New Delhi: With the US business community questioning "predictability" of policies in India, Prime Minister Manmohan Singh has hit out, suggesting that they were finding "faults and excuses" because of economic slowdown in this country.
"There have been US business concerns but very largely these are concerns which arise out of the slowdown of the Indian economy," Singh said.
"When Indian economy was growing at the rate of eight to nine percent, I think everybody was quite happy. Even when there were defects in our policies, they were overlooked, and when the economy slows down, people try to find faults and excuses," he said.
Singh was talking to journalists on board his special aircraft while returning last night from the US where he held talks with President Barack Obama. Economic issues figured prominently during the talks.
The PM was asked the reasons for deterioration of Indo-US economic relationship with US businesses lobbying with the Obama government to investigate Indian trade practices.
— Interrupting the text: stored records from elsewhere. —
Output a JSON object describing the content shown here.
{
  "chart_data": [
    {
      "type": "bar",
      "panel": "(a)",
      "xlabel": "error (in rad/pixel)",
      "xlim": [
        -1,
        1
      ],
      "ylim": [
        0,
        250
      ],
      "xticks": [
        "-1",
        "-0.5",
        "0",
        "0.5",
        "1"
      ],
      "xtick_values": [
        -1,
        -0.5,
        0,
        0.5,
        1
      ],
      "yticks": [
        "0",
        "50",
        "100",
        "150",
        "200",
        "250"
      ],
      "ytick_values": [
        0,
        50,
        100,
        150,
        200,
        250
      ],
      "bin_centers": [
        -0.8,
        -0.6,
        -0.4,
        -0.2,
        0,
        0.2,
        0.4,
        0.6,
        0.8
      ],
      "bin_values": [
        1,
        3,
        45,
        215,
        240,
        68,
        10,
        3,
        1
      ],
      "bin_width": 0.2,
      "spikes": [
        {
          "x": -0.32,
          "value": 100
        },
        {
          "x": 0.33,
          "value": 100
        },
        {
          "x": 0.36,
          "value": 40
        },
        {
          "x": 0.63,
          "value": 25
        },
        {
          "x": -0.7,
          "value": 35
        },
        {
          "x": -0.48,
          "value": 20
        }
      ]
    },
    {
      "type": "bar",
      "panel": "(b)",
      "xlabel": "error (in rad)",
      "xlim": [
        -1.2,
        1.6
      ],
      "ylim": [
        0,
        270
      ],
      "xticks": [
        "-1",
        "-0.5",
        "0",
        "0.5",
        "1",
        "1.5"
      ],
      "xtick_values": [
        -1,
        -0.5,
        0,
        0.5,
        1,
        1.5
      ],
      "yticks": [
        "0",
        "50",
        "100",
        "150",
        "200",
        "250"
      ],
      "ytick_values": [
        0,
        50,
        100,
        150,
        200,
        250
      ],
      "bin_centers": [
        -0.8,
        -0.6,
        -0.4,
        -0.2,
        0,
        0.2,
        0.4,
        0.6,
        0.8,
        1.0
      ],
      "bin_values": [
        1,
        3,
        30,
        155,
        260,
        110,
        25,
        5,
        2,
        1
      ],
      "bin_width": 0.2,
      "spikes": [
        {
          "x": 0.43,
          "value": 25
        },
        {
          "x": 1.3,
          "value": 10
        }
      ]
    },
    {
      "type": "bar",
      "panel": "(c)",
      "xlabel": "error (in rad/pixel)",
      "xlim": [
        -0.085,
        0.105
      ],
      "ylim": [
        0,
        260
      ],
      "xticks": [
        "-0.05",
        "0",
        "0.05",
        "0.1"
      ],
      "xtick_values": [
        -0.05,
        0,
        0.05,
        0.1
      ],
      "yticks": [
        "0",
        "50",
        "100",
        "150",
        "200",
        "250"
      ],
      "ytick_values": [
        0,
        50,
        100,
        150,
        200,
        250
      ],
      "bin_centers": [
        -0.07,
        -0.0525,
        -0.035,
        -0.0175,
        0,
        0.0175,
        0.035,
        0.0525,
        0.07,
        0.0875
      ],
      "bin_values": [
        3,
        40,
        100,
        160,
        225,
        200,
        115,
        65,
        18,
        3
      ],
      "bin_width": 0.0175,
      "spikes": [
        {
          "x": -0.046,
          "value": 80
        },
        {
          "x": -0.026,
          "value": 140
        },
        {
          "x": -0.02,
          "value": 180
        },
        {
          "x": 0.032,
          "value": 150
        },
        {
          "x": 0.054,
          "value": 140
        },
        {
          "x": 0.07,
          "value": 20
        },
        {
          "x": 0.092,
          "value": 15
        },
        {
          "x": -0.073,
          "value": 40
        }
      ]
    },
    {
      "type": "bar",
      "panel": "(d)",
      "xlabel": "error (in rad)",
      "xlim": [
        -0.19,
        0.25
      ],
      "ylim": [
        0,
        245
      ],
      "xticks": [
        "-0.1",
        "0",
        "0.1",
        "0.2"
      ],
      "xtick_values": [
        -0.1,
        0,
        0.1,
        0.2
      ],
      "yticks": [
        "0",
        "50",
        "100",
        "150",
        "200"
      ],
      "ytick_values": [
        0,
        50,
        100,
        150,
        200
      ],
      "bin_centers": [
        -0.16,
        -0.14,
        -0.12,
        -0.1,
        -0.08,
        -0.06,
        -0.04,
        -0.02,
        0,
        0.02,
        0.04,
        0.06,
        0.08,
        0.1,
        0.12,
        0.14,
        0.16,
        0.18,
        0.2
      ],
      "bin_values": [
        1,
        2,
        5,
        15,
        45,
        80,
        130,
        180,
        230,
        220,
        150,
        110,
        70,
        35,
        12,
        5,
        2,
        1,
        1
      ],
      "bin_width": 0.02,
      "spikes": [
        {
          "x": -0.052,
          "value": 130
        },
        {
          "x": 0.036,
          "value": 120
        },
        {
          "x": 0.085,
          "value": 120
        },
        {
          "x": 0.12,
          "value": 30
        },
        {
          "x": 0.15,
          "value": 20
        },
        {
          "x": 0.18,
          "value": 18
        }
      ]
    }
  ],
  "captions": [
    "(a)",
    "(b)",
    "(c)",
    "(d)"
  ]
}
The Prime Minister said Obama did not go in detail with him on the issue but understood India's concerns.
"He did understand our concerns but he also said that it is time that the CEOs Forum on both sides sat together to discuss these issues and to find out the meeting ground," he disclosed.
Singh's comments came against the backdrop of US India Business Council (USIBC) President Ron Somers saying that foreign companies were keen to enter the Indian market, but there needs to be "clarity and predictability" on issues of policy and taxation.
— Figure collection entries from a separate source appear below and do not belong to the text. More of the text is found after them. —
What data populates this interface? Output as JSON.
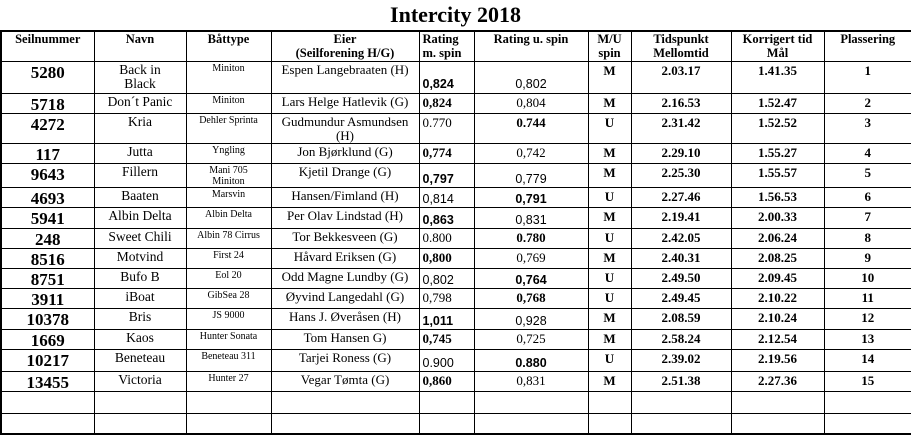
{
  "title": "Intercity 2018",
  "table": {
    "headers": [
      {
        "key": "seilnummer",
        "lines": [
          "Seilnummer"
        ]
      },
      {
        "key": "navn",
        "lines": [
          "Navn"
        ]
      },
      {
        "key": "battype",
        "lines": [
          "Båttype"
        ]
      },
      {
        "key": "eier",
        "lines": [
          "Eier",
          "(Seilforening H/G)"
        ]
      },
      {
        "key": "rating-m-spin",
        "lines": [
          "Rating",
          "m. spin"
        ]
      },
      {
        "key": "rating-u-spin",
        "lines": [
          "Rating u. spin"
        ]
      },
      {
        "key": "mu-spin",
        "lines": [
          "M/U",
          "spin"
        ]
      },
      {
        "key": "tidspunkt-mellomtid",
        "lines": [
          "Tidspunkt",
          "Mellomtid"
        ]
      },
      {
        "key": "korrigert-tid-mal",
        "lines": [
          "Korrigert tid",
          "Mål"
        ]
      },
      {
        "key": "plassering",
        "lines": [
          "Plassering"
        ]
      }
    ],
    "rows": [
      {
        "seilnummer": "5280",
        "navn": "Back in\nBlack",
        "battype": "Miniton",
        "eier": "Espen Langebraaten (H)",
        "rating_m": "0,824",
        "rating_m_bold": true,
        "rating_u": "0,802",
        "rating_u_bold": false,
        "rating_font": "sans",
        "mu_spin": "M",
        "tidspunkt": "2.03.17",
        "korrigert": "1.41.35",
        "plassering": "1"
      },
      {
        "seilnummer": "5718",
        "navn": "Don´t Panic",
        "battype": "Miniton",
        "eier": "Lars Helge Hatlevik (G)",
        "rating_m": "0,824",
        "rating_m_bold": true,
        "rating_u": "0,804",
        "rating_u_bold": false,
        "rating_font": "serif",
        "mu_spin": "M",
        "tidspunkt": "2.16.53",
        "korrigert": "1.52.47",
        "plassering": "2"
      },
      {
        "seilnummer": "4272",
        "navn": "Kria",
        "battype": "Dehler Sprinta",
        "eier": "Gudmundur Asmundsen (H)",
        "rating_m": "0.770",
        "rating_m_bold": false,
        "rating_u": "0.744",
        "rating_u_bold": true,
        "rating_font": "serif",
        "mu_spin": "U",
        "tidspunkt": "2.31.42",
        "korrigert": "1.52.52",
        "plassering": "3"
      },
      {
        "seilnummer": "117",
        "navn": "Jutta",
        "battype": "Yngling",
        "eier": "Jon Bjørklund (G)",
        "rating_m": "0,774",
        "rating_m_bold": true,
        "rating_u": "0,742",
        "rating_u_bold": false,
        "rating_font": "serif",
        "mu_spin": "M",
        "tidspunkt": "2.29.10",
        "korrigert": "1.55.27",
        "plassering": "4"
      },
      {
        "seilnummer": "9643",
        "navn": "Fillern",
        "battype": "Mani 705\nMiniton",
        "eier": "Kjetil Drange (G)",
        "rating_m": "0,797",
        "rating_m_bold": true,
        "rating_u": "0,779",
        "rating_u_bold": false,
        "rating_font": "sans",
        "mu_spin": "M",
        "tidspunkt": "2.25.30",
        "korrigert": "1.55.57",
        "plassering": "5"
      },
      {
        "seilnummer": "4693",
        "navn": "Baaten",
        "battype": "Marsvin",
        "eier": "Hansen/Fimland (H)",
        "rating_m": "0,814",
        "rating_m_bold": false,
        "rating_u": "0,791",
        "rating_u_bold": true,
        "rating_font": "sans",
        "mu_spin": "U",
        "tidspunkt": "2.27.46",
        "korrigert": "1.56.53",
        "plassering": "6"
      },
      {
        "seilnummer": "5941",
        "navn": "Albin Delta",
        "battype": "Albin Delta",
        "eier": "Per Olav Lindstad (H)",
        "rating_m": "0,863",
        "rating_m_bold": true,
        "rating_u": "0,831",
        "rating_u_bold": false,
        "rating_font": "sans",
        "mu_spin": "M",
        "tidspunkt": "2.19.41",
        "korrigert": "2.00.33",
        "plassering": "7"
      },
      {
        "seilnummer": "248",
        "navn": "Sweet Chili",
        "battype": "Albin 78 Cirrus",
        "eier": "Tor Bekkesveen (G)",
        "rating_m": "0.800",
        "rating_m_bold": false,
        "rating_u": "0.780",
        "rating_u_bold": true,
        "rating_font": "serif",
        "mu_spin": "U",
        "tidspunkt": "2.42.05",
        "korrigert": "2.06.24",
        "plassering": "8"
      },
      {
        "seilnummer": "8516",
        "navn": "Motvind",
        "battype": "First 24",
        "eier": "Håvard Eriksen (G)",
        "rating_m": "0,800",
        "rating_m_bold": true,
        "rating_u": "0,769",
        "rating_u_bold": false,
        "rating_font": "serif",
        "mu_spin": "M",
        "tidspunkt": "2.40.31",
        "korrigert": "2.08.25",
        "plassering": "9"
      },
      {
        "seilnummer": "8751",
        "navn": "Bufo B",
        "battype": "Eol 20",
        "eier": "Odd Magne Lundby (G)",
        "rating_m": "0,802",
        "rating_m_bold": false,
        "rating_u": "0,764",
        "rating_u_bold": true,
        "rating_font": "sans",
        "mu_spin": "U",
        "tidspunkt": "2.49.50",
        "korrigert": "2.09.45",
        "plassering": "10"
      },
      {
        "seilnummer": "3911",
        "navn": "iBoat",
        "battype": "GibSea 28",
        "eier": "Øyvind Langedahl (G)",
        "rating_m": "0,798",
        "rating_m_bold": false,
        "rating_u": "0,768",
        "rating_u_bold": true,
        "rating_font": "serif",
        "mu_spin": "U",
        "tidspunkt": "2.49.45",
        "korrigert": "2.10.22",
        "plassering": "11"
      },
      {
        "seilnummer": "10378",
        "navn": "Bris",
        "battype": "JS 9000",
        "eier": "Hans J. Øveråsen (H)",
        "rating_m": "1,011",
        "rating_m_bold": true,
        "rating_u": "0,928",
        "rating_u_bold": false,
        "rating_font": "sans",
        "mu_spin": "M",
        "tidspunkt": "2.08.59",
        "korrigert": "2.10.24",
        "plassering": "12"
      },
      {
        "seilnummer": "1669",
        "navn": "Kaos",
        "battype": "Hunter Sonata",
        "eier": "Tom Hansen G)",
        "rating_m": "0,745",
        "rating_m_bold": true,
        "rating_u": "0,725",
        "rating_u_bold": false,
        "rating_font": "serif",
        "mu_spin": "M",
        "tidspunkt": "2.58.24",
        "korrigert": "2.12.54",
        "plassering": "13"
      },
      {
        "seilnummer": "10217",
        "navn": "Beneteau",
        "battype": "Beneteau 311",
        "eier": "Tarjei Roness (G)",
        "rating_m": "0.900",
        "rating_m_bold": false,
        "rating_u": "0.880",
        "rating_u_bold": true,
        "rating_font": "sans",
        "mu_spin": "U",
        "tidspunkt": "2.39.02",
        "korrigert": "2.19.56",
        "plassering": "14"
      },
      {
        "seilnummer": "13455",
        "navn": "Victoria",
        "battype": "Hunter 27",
        "eier": "Vegar Tømta (G)",
        "rating_m": "0,860",
        "rating_m_bold": true,
        "rating_u": "0,831",
        "rating_u_bold": false,
        "rating_font": "serif",
        "mu_spin": "M",
        "tidspunkt": "2.51.38",
        "korrigert": "2.27.36",
        "plassering": "15"
      }
    ],
    "empty_rows": 2
  }
}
Somers told the agency last week in Washington that India needs to push reforms to encourage foreign investors.
"...It is predictability. It is all about clarity," Somers said when asked what steps Indian government needs to take to attract US investment.
"India is open to business, but the American companies want to come in a big way. That is where clarity and predictability comes," he said.
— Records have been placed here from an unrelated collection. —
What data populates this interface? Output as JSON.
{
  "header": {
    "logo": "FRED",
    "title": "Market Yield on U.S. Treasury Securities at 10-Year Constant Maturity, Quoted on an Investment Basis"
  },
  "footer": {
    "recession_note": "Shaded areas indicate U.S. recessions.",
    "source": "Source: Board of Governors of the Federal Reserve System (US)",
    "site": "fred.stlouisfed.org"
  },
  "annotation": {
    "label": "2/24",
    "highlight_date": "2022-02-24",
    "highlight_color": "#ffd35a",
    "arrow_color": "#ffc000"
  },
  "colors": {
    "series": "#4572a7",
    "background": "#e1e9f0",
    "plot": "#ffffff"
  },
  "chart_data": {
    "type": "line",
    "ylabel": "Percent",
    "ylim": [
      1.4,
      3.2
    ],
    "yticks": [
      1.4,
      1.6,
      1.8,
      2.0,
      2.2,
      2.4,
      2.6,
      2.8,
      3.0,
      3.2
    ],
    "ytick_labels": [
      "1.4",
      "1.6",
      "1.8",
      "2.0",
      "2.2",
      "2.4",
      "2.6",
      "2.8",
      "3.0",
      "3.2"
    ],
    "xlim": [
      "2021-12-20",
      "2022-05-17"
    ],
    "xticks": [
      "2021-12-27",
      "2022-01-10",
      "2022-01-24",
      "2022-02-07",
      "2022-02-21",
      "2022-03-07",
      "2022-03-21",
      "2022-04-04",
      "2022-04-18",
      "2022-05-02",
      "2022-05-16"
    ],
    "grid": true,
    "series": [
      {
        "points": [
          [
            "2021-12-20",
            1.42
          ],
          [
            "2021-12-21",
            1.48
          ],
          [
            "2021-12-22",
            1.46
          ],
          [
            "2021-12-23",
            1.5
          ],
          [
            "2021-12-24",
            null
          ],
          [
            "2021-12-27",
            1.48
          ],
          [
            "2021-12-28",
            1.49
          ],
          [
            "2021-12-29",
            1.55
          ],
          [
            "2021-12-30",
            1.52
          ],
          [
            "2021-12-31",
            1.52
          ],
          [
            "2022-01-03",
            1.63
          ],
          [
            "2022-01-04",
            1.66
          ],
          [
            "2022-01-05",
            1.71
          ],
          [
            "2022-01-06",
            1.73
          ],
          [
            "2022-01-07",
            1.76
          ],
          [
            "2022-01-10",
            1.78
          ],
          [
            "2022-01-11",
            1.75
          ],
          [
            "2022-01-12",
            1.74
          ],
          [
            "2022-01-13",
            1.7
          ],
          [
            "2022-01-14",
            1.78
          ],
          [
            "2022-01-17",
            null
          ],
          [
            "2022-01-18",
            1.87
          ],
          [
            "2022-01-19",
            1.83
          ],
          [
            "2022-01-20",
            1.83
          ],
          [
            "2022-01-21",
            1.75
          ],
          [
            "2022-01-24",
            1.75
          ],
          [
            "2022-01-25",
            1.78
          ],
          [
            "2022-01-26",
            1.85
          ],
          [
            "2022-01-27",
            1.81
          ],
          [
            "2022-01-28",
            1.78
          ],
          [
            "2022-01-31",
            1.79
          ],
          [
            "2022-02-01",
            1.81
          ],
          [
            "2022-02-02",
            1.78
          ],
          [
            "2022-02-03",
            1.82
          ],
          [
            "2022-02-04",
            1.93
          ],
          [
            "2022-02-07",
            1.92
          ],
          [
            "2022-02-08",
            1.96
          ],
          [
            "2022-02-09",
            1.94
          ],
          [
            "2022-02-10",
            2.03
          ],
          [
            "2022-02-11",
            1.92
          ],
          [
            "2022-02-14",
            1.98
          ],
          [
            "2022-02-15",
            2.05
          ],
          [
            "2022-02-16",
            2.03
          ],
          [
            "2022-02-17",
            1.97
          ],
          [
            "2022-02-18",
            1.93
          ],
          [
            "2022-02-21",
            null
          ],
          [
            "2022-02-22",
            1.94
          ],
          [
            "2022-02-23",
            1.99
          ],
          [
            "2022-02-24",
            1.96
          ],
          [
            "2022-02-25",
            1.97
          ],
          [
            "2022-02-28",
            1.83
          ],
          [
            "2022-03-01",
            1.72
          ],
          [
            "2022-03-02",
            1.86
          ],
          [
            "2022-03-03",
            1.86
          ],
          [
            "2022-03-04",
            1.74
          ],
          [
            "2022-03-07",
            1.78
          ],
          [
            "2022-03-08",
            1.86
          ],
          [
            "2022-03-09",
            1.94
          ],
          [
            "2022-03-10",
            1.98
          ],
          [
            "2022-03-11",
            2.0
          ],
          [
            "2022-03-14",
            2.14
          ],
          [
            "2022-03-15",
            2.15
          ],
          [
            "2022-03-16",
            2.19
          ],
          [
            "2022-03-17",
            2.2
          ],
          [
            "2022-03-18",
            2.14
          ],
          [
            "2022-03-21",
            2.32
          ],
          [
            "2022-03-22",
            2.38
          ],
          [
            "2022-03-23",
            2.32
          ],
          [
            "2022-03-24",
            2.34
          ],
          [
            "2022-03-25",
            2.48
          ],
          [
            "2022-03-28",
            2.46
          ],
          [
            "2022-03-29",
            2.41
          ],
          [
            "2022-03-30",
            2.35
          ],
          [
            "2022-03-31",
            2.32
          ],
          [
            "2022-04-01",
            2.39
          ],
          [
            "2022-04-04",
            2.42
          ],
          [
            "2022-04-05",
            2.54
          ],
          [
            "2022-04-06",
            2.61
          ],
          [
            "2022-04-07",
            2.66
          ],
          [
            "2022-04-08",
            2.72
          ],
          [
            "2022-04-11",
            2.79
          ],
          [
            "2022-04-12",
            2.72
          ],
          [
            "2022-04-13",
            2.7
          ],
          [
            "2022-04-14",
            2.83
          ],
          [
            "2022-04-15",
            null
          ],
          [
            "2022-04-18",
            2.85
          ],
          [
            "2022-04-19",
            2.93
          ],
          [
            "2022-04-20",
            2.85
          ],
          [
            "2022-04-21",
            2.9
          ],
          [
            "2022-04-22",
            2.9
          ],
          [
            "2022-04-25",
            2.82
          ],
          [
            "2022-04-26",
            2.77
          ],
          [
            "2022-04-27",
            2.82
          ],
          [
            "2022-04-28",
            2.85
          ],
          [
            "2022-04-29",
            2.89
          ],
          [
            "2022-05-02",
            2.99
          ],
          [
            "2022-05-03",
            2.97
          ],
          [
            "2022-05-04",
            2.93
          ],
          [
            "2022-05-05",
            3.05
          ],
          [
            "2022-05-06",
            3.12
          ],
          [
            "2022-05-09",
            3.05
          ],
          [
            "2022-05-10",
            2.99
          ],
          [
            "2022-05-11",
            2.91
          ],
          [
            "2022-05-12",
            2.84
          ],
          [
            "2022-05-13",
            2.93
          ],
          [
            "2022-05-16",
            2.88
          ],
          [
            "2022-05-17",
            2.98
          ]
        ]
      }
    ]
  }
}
USIBC is the apex trade body of American companies doing business in India which include a large number of Fortune 500 companies.
Arguing the case for building a robust manufacturing base, Somers said that they should be attracted and be encouraged by market driven incentives and not by mandate.
Preferential market access (PMA), he noted, caused everybody to be thrown from loop.
"We need to have an understanding of each other. It is true that innovation and technologies is going to the future of both of our economies. And to have innovation, technology, you have to have environment that rewards and protects intellectual property.
"Those issues are vitally important. Intellectual property, manufacturing, market-driven and market-based incentivized and clarity and predictability on tax," he said.